One week ago Simba lost the use of his back legs. We made
his bed in our front room and the vet made another trip to provide pain meds
and another round of antibiotics.
We were determined to fight for life.
There were hopeful moments when Simba seemed more
responsive, but yesterday about midday he took a turn for the worse.
We all spent the day caring for Simba sitting by his side
and whispering love all around him.
He, of course, wanted us to hold his paw.
He breathed his last at 1:35AM.
Alex and I were with him. Jeff came immediately and tried to
give him every opportunity to breathe, but Simba was gone.
He departed strong and loving, just as he always had been.
Death is raw in this place we live. All death.
Jeff and the boys dressed in boots and work gloves and went
to the yard in the early morning dark to begin to dig a hole. I cleaned Simba’s
space. We all cried over him and whispered last words of thanks and love.
We buried him in my walking yard. In that place where he
reminded me every day that I was loved.
The last seven years have been somewhat isolated for our
family in different ways than before.
Kali and Simba needed a new home years ago, but gracious,
the Cash family would also so desperately need them.
In our last season, those dogs, those animals have loved us
so faithfully and so very well.
A reminder to us daily that God knows what we need and
provides it ahead of time.
A reminder that we are known and adored.
We had no idea on that day we met the dogs what was about to
transpire in our Fort Portal world.
We simply thought Kali and Simba were cool dogs.
They would also be faithful and stalwart friends.

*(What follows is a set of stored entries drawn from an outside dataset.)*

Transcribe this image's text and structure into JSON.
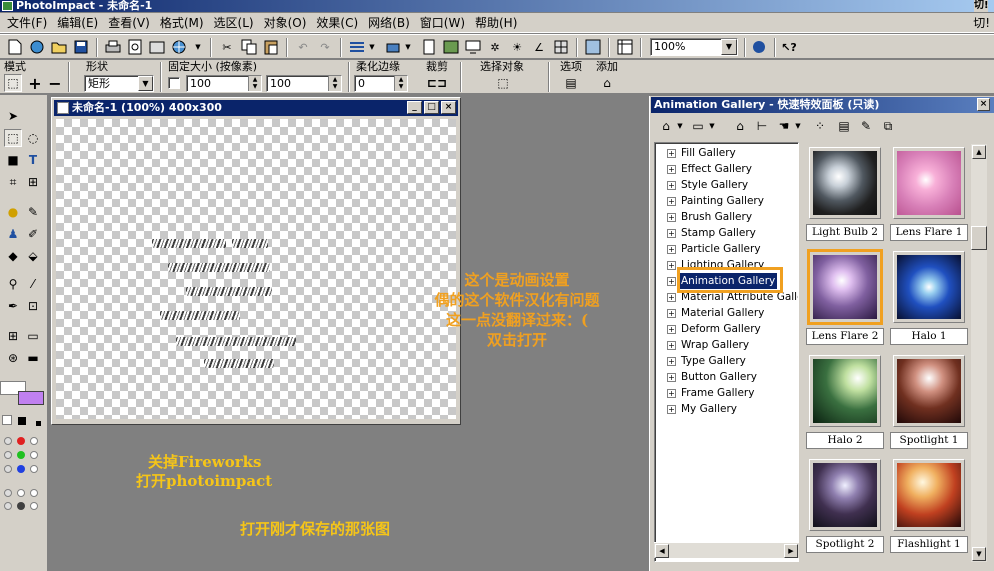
{
  "app": {
    "title": "PhotoImpact - 未命名-1",
    "right_label": "切!"
  },
  "menu": [
    "文件(F)",
    "编辑(E)",
    "查看(V)",
    "格式(M)",
    "选区(L)",
    "对象(O)",
    "效果(C)",
    "网络(B)",
    "窗口(W)",
    "帮助(H)"
  ],
  "toolbar": {
    "zoom_value": "100%"
  },
  "options_bar": {
    "mode_label": "模式",
    "shape_label": "形状",
    "shape_value": "矩形",
    "fixed_size_label": "固定大小 (按像素)",
    "width_value": "100",
    "height_value": "100",
    "feather_label": "柔化边缘",
    "feather_value": "0",
    "crop_label": "裁剪",
    "select_object_label": "选择对象",
    "options_label": "选项",
    "add_label": "添加"
  },
  "document": {
    "title": "未命名-1 (100%) 400x300"
  },
  "annotations": {
    "close_fireworks": "关掉Fireworks",
    "open_photoimpact": "打开photoimpact",
    "open_saved": "打开刚才保存的那张图",
    "anim_line1": "这个是动画设置",
    "anim_line2": "偶的这个软件汉化有问题",
    "anim_line3": "这一点没翻译过来：(",
    "anim_line4": "双击打开"
  },
  "panel": {
    "title": "Animation Gallery - 快速特效面板 (只读)",
    "tree_items": [
      "Fill Gallery",
      "Effect Gallery",
      "Style Gallery",
      "Painting Gallery",
      "Brush Gallery",
      "Stamp Gallery",
      "Particle Gallery",
      "Lighting Gallery",
      "Animation Gallery",
      "Material Attribute Galler",
      "Material Gallery",
      "Deform Gallery",
      "Wrap Gallery",
      "Type Gallery",
      "Button Gallery",
      "Frame Gallery",
      "My Gallery"
    ],
    "selected_item": "Animation Gallery",
    "thumbnails": [
      {
        "label": "Light Bulb 2"
      },
      {
        "label": "Lens Flare 1"
      },
      {
        "label": "Lens Flare 2",
        "selected": true
      },
      {
        "label": "Halo 1"
      },
      {
        "label": "Halo 2"
      },
      {
        "label": "Spotlight 1"
      },
      {
        "label": "Spotlight 2"
      },
      {
        "label": "Flashlight 1"
      }
    ]
  },
  "colors": {
    "annotation_yellow": "#f5c518",
    "annotation_orange": "#f0a020",
    "highlight_border": "#f0a020",
    "title_blue": "#0a246a",
    "secondary_color_swatch": "#c080f0"
  }
}
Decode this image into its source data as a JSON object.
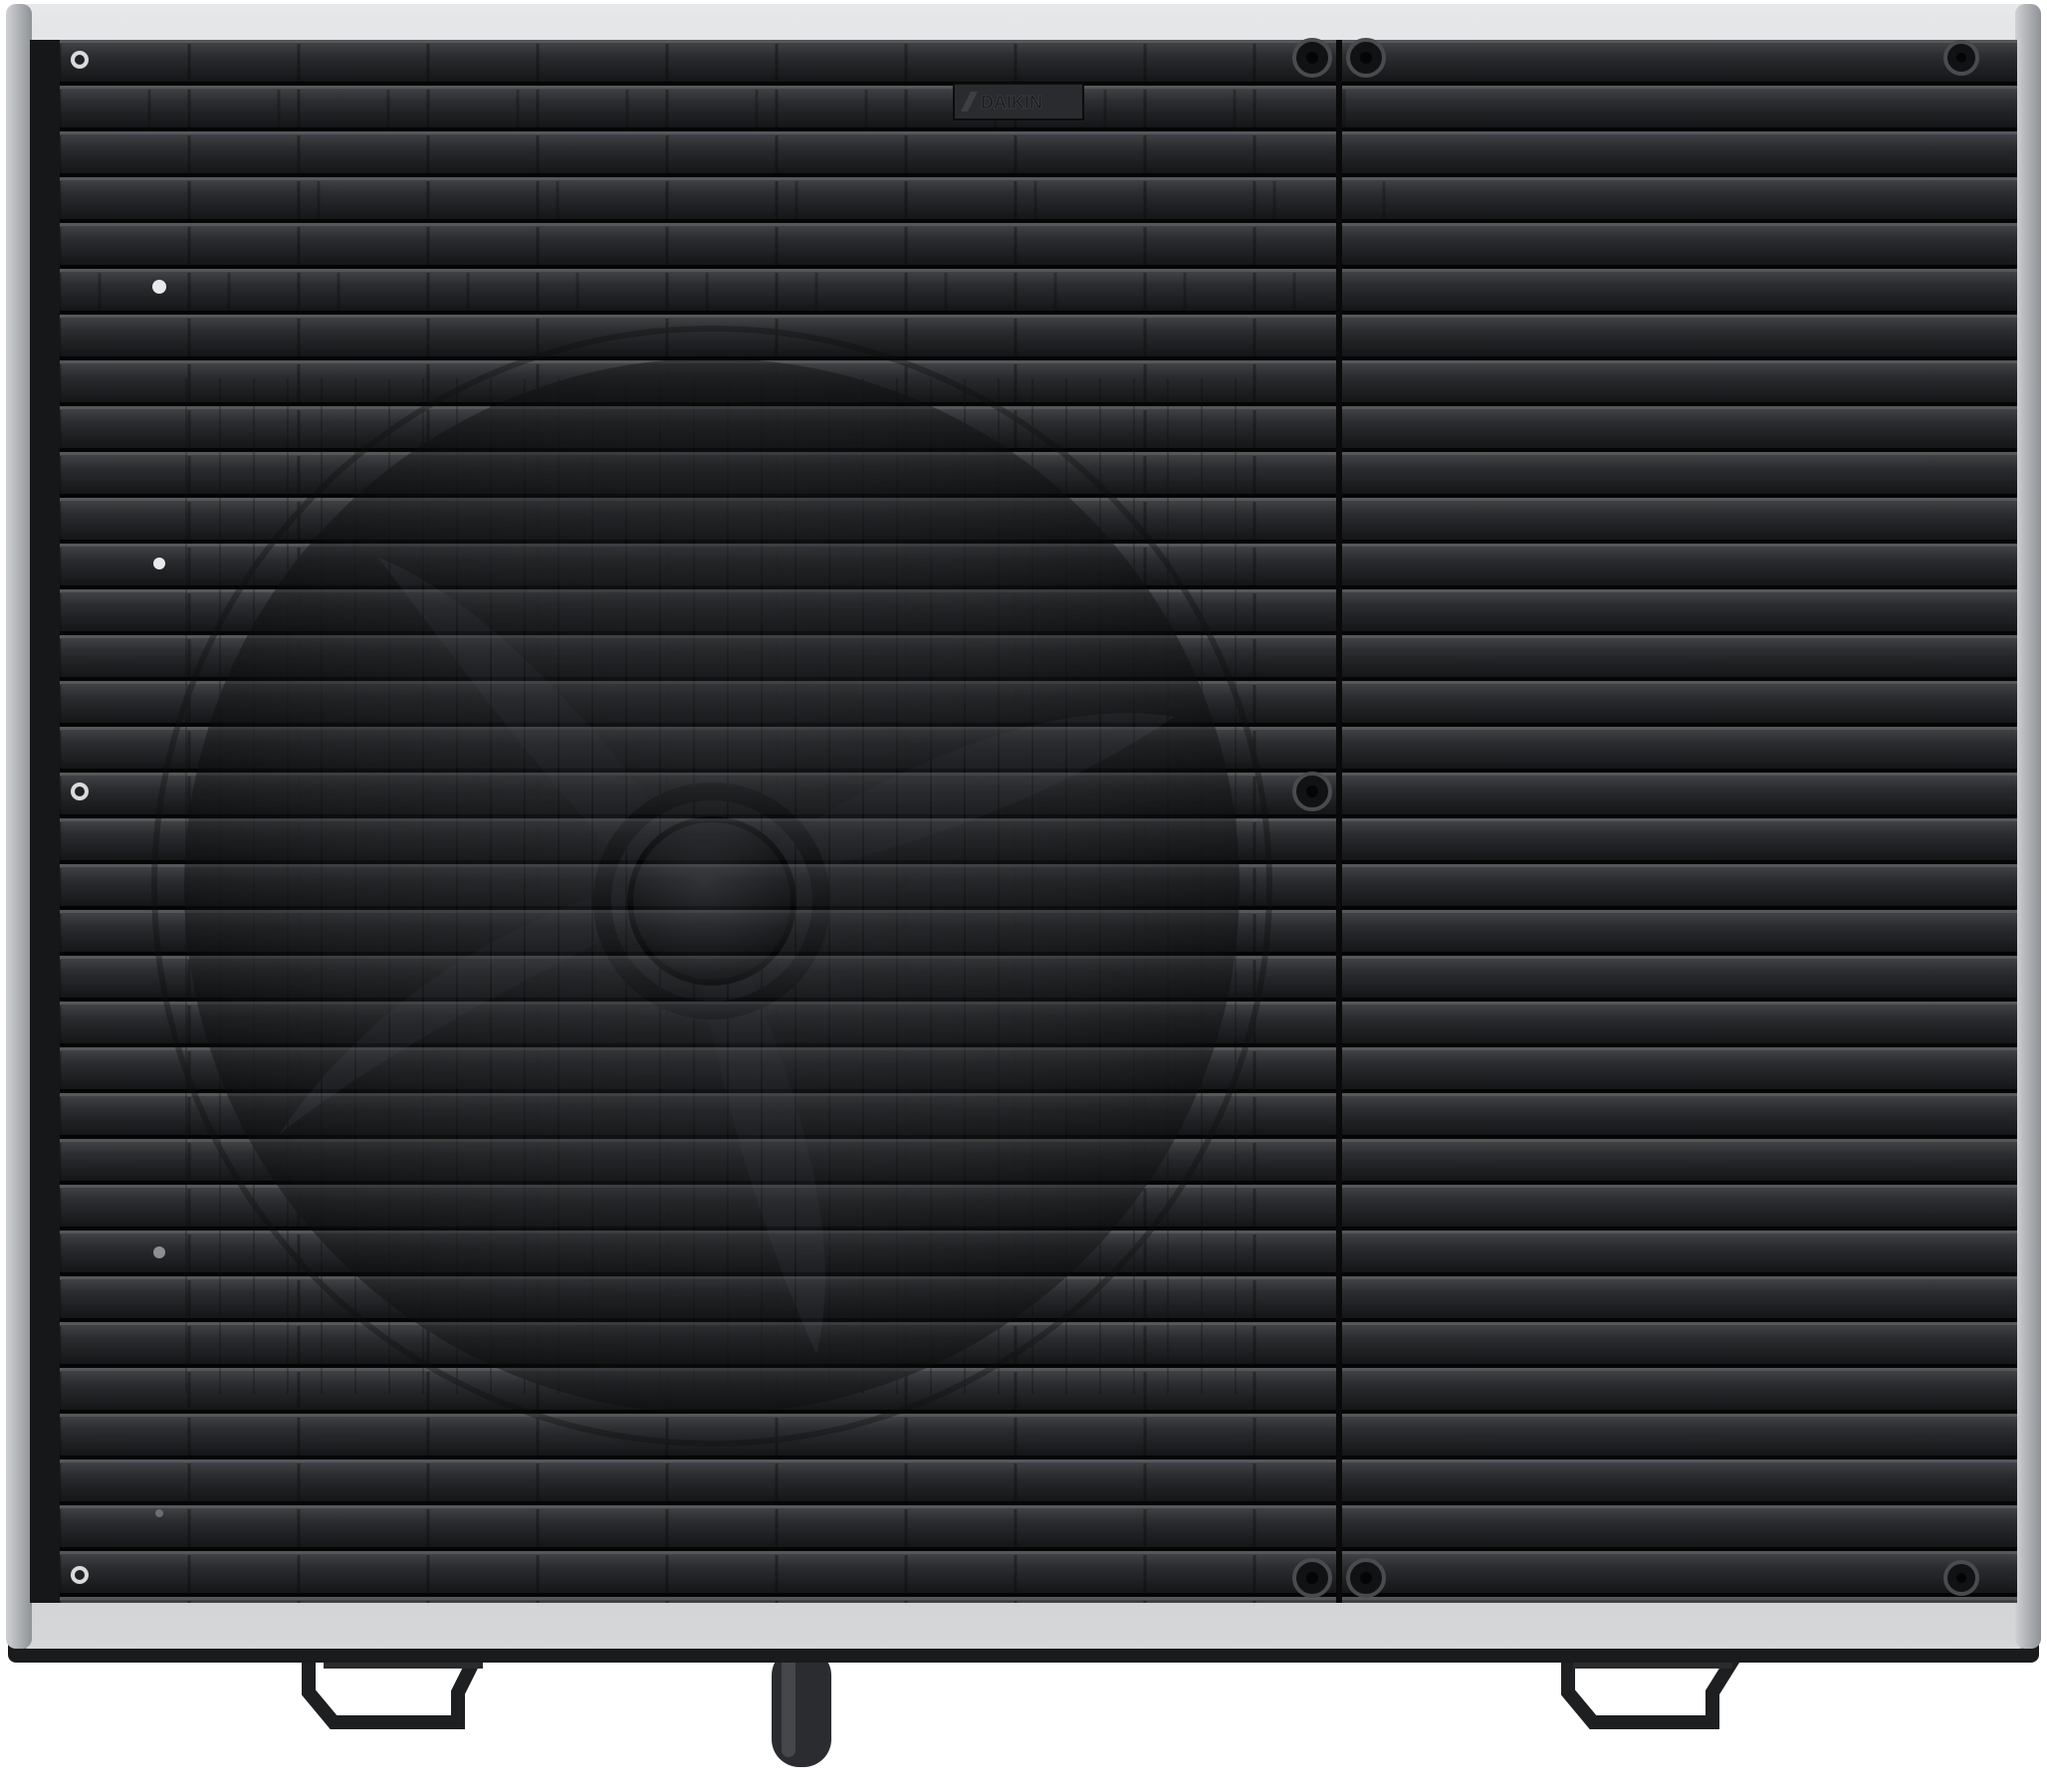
{
  "product": {
    "brand_logo_text": "DAIKIN",
    "colors": {
      "background": "#ffffff",
      "frame_silver": "#b9bcbf",
      "body_dark": "#2c2d2f",
      "louver_dark": "#1a1b1d",
      "louver_highlight": "#3a3b3e",
      "fan_shroud": "#0d0e10",
      "screw": "#0a0a0a"
    }
  }
}
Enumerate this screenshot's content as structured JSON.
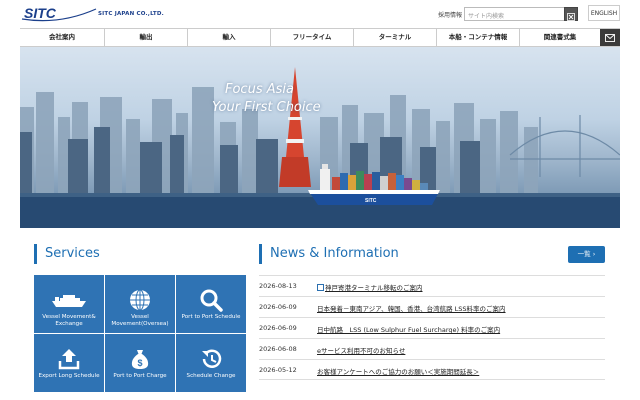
{
  "header": {
    "logo_text": "SITC",
    "company_name": "SITC JAPAN CO.,LTD.",
    "recruit_link": "採用情報",
    "search_placeholder": "サイト内検索",
    "language_button": "ENGLISH"
  },
  "nav": {
    "items": [
      {
        "label": "会社案内"
      },
      {
        "label": "輸出"
      },
      {
        "label": "輸入"
      },
      {
        "label": "フリータイム"
      },
      {
        "label": "ターミナル"
      },
      {
        "label": "本船・コンテナ情報"
      },
      {
        "label": "関連書式集"
      }
    ],
    "mail_icon": "mail-icon"
  },
  "hero": {
    "line1": "Focus Asia",
    "line2": "Your First Choice"
  },
  "services": {
    "title": "Services",
    "items": [
      {
        "label": "Vessel Movement& Exchange",
        "icon": "ship-icon"
      },
      {
        "label": "Vessel Movement(Oversea)",
        "icon": "globe-icon"
      },
      {
        "label": "Port to Port Schedule",
        "icon": "search-icon"
      },
      {
        "label": "Export Long Schedule",
        "icon": "export-icon"
      },
      {
        "label": "Port to Port Charge",
        "icon": "money-bag-icon"
      },
      {
        "label": "Schedule Change",
        "icon": "history-icon"
      }
    ]
  },
  "news": {
    "title": "News & Information",
    "more_button": "一覧",
    "items": [
      {
        "date": "2026-08-13",
        "text": "神戸寄港ターミナル移転のご案内",
        "external": true
      },
      {
        "date": "2026-06-09",
        "text": "日本発着－東南アジア、韓国、香港、台湾航路 LSS料率のご案内",
        "external": false
      },
      {
        "date": "2026-06-09",
        "text": "日中航路　LSS (Low Sulphur Fuel Surcharge) 料率のご案内",
        "external": false
      },
      {
        "date": "2026-06-08",
        "text": "eサービス利用不可のお知らせ",
        "external": false
      },
      {
        "date": "2026-05-12",
        "text": "お客様アンケートへのご協力のお願い＜実施期間延長＞",
        "external": false
      }
    ]
  },
  "colors": {
    "brand_blue": "#1e6fb3",
    "tile_blue": "#2f73b4",
    "nav_dark": "#3a3a3a"
  }
}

In the wake of so many painful world events and understanding
that many families are grieving the tragic loss of human life, we humbly offer
our loss into that midst.
We join the prayers for all who grieve today. We join the prayers
for peace.
And we pray for the courage to see the ordinary miracles in
our day to day getting us through even the darkest valleys.
Simba was one such miracle to our family.
We will always be grateful.
"The earth is the Lord's and everything in it, the world and all who live in it;" Psalm 24:1
1 comment:
I never met Simba, but I feel the sting of his passing. May the aches you feel remind you of his friendship. I'm convinced that the depth of grief you feel at his death is directly related to the joy and friendship you shared in his life.
Sleep in peace, our 4-legged friend.